On-air hosts include Alexandra Goldberg, Andy Mac, Anna Marsick, Austin Westfall, Bowen Kedrowicz, Carel Lajara, Christina Evans, Christy Matino, Josh Breslow, Mike Pache, Ryan Schmelz, Shawna Khalafi and Stephanie Coueignoux.

== Operation ==
The programming is often handled by a single digital journalist who simultaneously narrates live coverage and operates a video switcher, leveraging resources, on-air talent and raw material from the Fox News Channel and its local news affiliates.

The digital journalists work out of Fox's owned-and-operated stations in Phoenix, Arizona (KSAZ-TV) and Orlando, Florida (WOFL), presenting an estimated 100 hours a week of live coverage.

== History ==
The service originated as Fox 10 News Now, a webcast that had been run by KSAZ-TV in 2014. It gained a large following on YouTube in 2016 when it carried president Donald Trump's rallies and other live events uninterrupted and in their entirety.
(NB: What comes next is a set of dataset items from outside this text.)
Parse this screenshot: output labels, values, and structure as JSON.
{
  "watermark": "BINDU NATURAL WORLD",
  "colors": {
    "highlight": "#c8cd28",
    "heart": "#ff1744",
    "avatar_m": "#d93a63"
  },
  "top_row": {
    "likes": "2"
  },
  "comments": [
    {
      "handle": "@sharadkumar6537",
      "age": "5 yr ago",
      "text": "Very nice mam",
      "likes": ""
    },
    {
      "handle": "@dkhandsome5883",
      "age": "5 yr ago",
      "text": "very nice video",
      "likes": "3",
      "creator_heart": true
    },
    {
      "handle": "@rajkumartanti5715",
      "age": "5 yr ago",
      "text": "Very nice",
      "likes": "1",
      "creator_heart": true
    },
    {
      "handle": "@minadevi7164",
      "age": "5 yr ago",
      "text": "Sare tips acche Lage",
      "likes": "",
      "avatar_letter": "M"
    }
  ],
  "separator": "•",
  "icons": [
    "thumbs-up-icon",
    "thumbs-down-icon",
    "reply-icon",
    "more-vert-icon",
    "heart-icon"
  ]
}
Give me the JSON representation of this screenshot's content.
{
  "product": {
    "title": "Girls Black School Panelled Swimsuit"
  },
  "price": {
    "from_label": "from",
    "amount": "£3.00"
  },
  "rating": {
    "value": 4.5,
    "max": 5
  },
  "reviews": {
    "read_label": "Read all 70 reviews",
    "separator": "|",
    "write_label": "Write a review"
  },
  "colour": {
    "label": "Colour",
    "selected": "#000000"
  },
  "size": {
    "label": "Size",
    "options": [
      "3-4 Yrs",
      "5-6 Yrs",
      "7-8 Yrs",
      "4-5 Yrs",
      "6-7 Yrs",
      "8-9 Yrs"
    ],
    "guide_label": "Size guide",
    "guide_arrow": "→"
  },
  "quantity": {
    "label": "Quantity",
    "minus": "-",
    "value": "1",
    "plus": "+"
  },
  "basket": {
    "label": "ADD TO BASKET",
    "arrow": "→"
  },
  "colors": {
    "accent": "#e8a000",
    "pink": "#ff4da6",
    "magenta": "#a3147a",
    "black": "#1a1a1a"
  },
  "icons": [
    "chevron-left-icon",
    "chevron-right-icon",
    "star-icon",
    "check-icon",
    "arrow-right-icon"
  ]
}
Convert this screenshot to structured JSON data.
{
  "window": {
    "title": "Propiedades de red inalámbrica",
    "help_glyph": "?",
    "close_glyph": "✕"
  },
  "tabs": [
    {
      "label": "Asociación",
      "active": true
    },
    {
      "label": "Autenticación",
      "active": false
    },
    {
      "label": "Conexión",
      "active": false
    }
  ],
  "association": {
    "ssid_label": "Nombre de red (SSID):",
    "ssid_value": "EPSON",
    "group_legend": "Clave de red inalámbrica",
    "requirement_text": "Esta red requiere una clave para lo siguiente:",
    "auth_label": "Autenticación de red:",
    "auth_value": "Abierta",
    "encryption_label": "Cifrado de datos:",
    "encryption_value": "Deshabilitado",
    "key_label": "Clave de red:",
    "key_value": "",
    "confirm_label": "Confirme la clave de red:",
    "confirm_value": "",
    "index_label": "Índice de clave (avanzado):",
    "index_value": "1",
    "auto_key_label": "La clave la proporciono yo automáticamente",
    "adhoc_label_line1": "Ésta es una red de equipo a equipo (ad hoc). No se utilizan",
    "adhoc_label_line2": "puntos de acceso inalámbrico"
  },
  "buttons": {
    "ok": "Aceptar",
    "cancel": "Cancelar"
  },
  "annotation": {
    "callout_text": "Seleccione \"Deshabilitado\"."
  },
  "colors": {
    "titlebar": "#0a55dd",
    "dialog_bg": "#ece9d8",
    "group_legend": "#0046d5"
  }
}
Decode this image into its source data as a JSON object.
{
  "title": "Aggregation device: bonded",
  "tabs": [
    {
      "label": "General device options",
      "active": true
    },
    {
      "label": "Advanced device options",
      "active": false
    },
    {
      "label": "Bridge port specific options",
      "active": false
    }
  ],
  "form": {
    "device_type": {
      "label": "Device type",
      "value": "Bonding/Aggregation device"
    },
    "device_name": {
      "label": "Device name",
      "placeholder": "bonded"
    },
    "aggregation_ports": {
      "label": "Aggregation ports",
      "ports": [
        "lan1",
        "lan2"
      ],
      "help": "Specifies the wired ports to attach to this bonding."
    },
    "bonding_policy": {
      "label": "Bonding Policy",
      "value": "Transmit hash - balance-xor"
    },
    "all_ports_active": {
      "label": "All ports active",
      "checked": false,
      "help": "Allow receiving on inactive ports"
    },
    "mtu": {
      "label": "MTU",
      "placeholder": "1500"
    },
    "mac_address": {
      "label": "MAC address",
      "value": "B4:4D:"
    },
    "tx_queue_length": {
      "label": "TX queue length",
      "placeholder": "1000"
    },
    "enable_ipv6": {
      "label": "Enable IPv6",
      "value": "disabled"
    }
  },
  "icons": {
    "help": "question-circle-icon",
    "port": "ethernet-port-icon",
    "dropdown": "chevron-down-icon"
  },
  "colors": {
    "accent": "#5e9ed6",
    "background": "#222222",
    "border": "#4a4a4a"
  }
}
In 2020, the channel transitioned and rebranded to a national product called News Now from Fox. Later that year amid the COVID-19 pandemic, the channel rebranded to "CoronavirusNow," dedicating itself to coverage of the pandemic. Later that year, it took on its current name and format.

In July 2026, LiveNOW from FOX expanded to 24-hour live programming, providing continuous coverage of breaking news and live events.